Renouard ne la regarda même pas s’en aller. Ce ne fut pas le déplaisir de la vieille dame qui l’empêcha de dormir cette nuit-là. Il commençait à oublier ce qu’était l’honnête et simple sommeil. Son hamac, apporté du navire avait été pendu dans la vérandah latérale et c’était là qu’il passait ses nuits, étendu les mains croisées sur la poitrine, dans une sorte de stupeur à demi-consciente et oppressée. Au matin, il regardait, sans la voir, la falaise, découpée comme une tache d’encre sur la douce clarté de l’aube, passer par toutes les phases du jour naissant et baigner glorieusement dans l’or du soleil levant. Ce matin-là, il écoutait les vagues bruits d’une maison qui s’éveille, quand tout à coup il remarqua la présence de Luiz, visiblement troublé, près de son hamac.

— Qu’y a-t-il ?

— Tse, tse, tse.

— Eh ! bien, quoi ? Qu’est-ce qu’il y a encore ? Des ennuis avec les boys ?

— Non, maître, mais le monsieur, quand je lui apporte son eau pour le bain, le matin, il me parle…, il me demande quand, quand… je crois que M. Walter, il va revenir…

Le mulâtre claquait des dents légèrement. Renouard sauta du hamac.

— Et il est toujours ici, hein ?

Luiz fit un signe d’affirmation.

— Je ne le vois pas, moi, jamais. Pas moi. Ces boys ignorants disent qu’ils voient… Quelque chose. Ah !…

Il se remit à claquer des dents, recroquevillé, comme si une rafale glacée l’eût atteint.

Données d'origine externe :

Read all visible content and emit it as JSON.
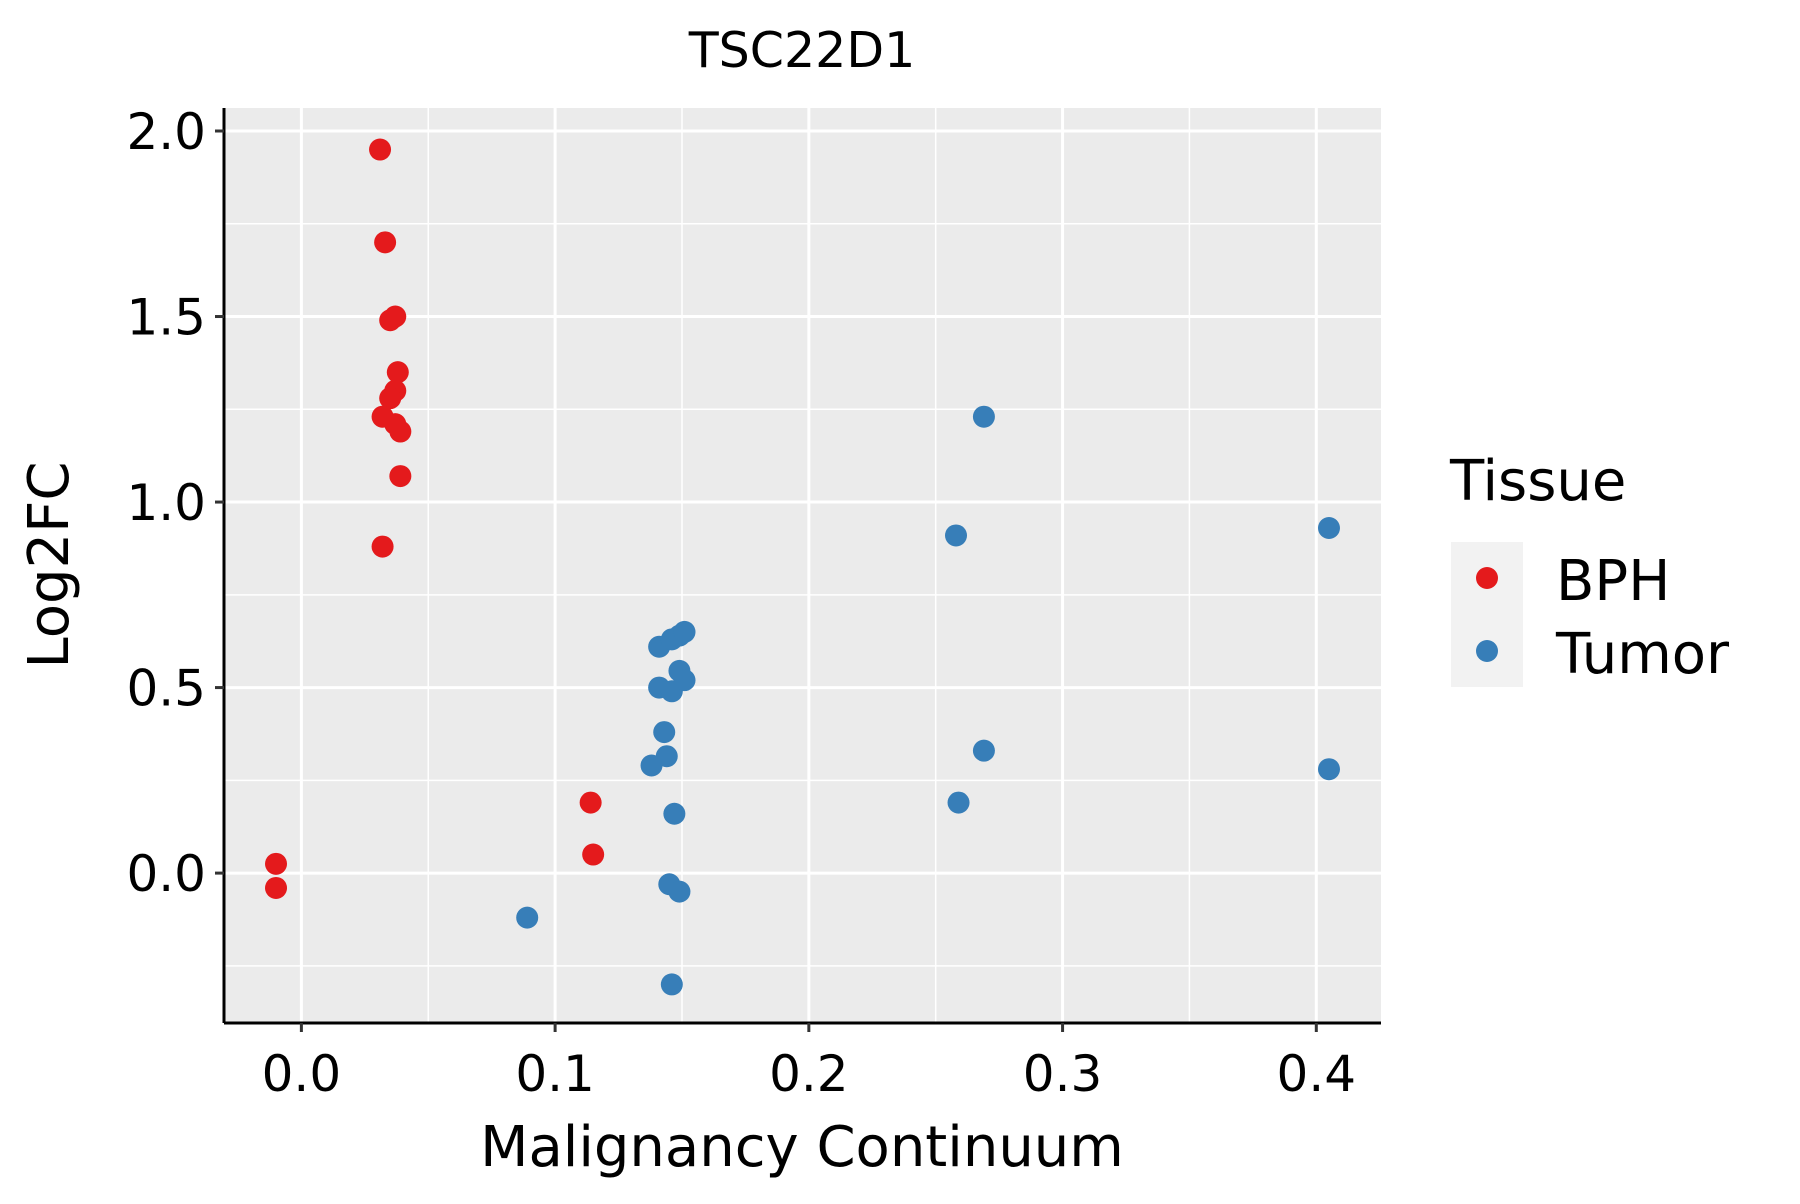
{
  "chart_data": {
    "type": "scatter",
    "title": "TSC22D1",
    "xlabel": "Malignancy Continuum",
    "ylabel": "Log2FC",
    "xlim": [
      -0.0305,
      0.4255
    ],
    "ylim": [
      -0.404,
      2.062
    ],
    "xticks": [
      0.0,
      0.1,
      0.2,
      0.3,
      0.4
    ],
    "xtick_labels": [
      "0.0",
      "0.1",
      "0.2",
      "0.3",
      "0.4"
    ],
    "yticks": [
      0.0,
      0.5,
      1.0,
      1.5,
      2.0
    ],
    "ytick_labels": [
      "0.0",
      "0.5",
      "1.0",
      "1.5",
      "2.0"
    ],
    "grid": true,
    "legend": {
      "title": "Tissue",
      "placement": "right"
    },
    "series": [
      {
        "name": "BPH",
        "color": "#E41A1C",
        "points": [
          [
            0.031,
            1.95
          ],
          [
            0.033,
            1.7
          ],
          [
            0.035,
            1.49
          ],
          [
            0.037,
            1.5
          ],
          [
            0.038,
            1.35
          ],
          [
            0.037,
            1.3
          ],
          [
            0.035,
            1.28
          ],
          [
            0.032,
            1.23
          ],
          [
            0.037,
            1.21
          ],
          [
            0.039,
            1.19
          ],
          [
            0.039,
            1.07
          ],
          [
            0.032,
            0.88
          ],
          [
            0.114,
            0.19
          ],
          [
            0.115,
            0.05
          ],
          [
            -0.01,
            0.025
          ],
          [
            -0.01,
            -0.04
          ]
        ]
      },
      {
        "name": "Tumor",
        "color": "#377EB8",
        "points": [
          [
            0.269,
            1.23
          ],
          [
            0.258,
            0.91
          ],
          [
            0.405,
            0.93
          ],
          [
            0.141,
            0.61
          ],
          [
            0.146,
            0.63
          ],
          [
            0.149,
            0.64
          ],
          [
            0.151,
            0.65
          ],
          [
            0.141,
            0.5
          ],
          [
            0.146,
            0.49
          ],
          [
            0.149,
            0.545
          ],
          [
            0.151,
            0.52
          ],
          [
            0.143,
            0.38
          ],
          [
            0.144,
            0.315
          ],
          [
            0.138,
            0.29
          ],
          [
            0.147,
            0.16
          ],
          [
            0.269,
            0.33
          ],
          [
            0.259,
            0.19
          ],
          [
            0.405,
            0.28
          ],
          [
            0.145,
            -0.03
          ],
          [
            0.149,
            -0.05
          ],
          [
            0.089,
            -0.12
          ],
          [
            0.146,
            -0.3
          ]
        ]
      }
    ]
  }
}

— Et qu’as-tu dit au monsieur ?

— Je dis que je n’en sais rien et je m’en vais. Je… je n’aime pas à parler de lui.

— C’est bon, nous tâcherons d’exorciser ce pauvre revenant, dit Renouard, d’un air sombre, en allant vers une petite hutte proche pour s’habiller. Il se dit : « Ce garçon finira par vendre la mèche. La dernière chose que je… Ah ! cela, non. »

Et se sentant la main forcée, il comprit l’étendue de sa lâcheté.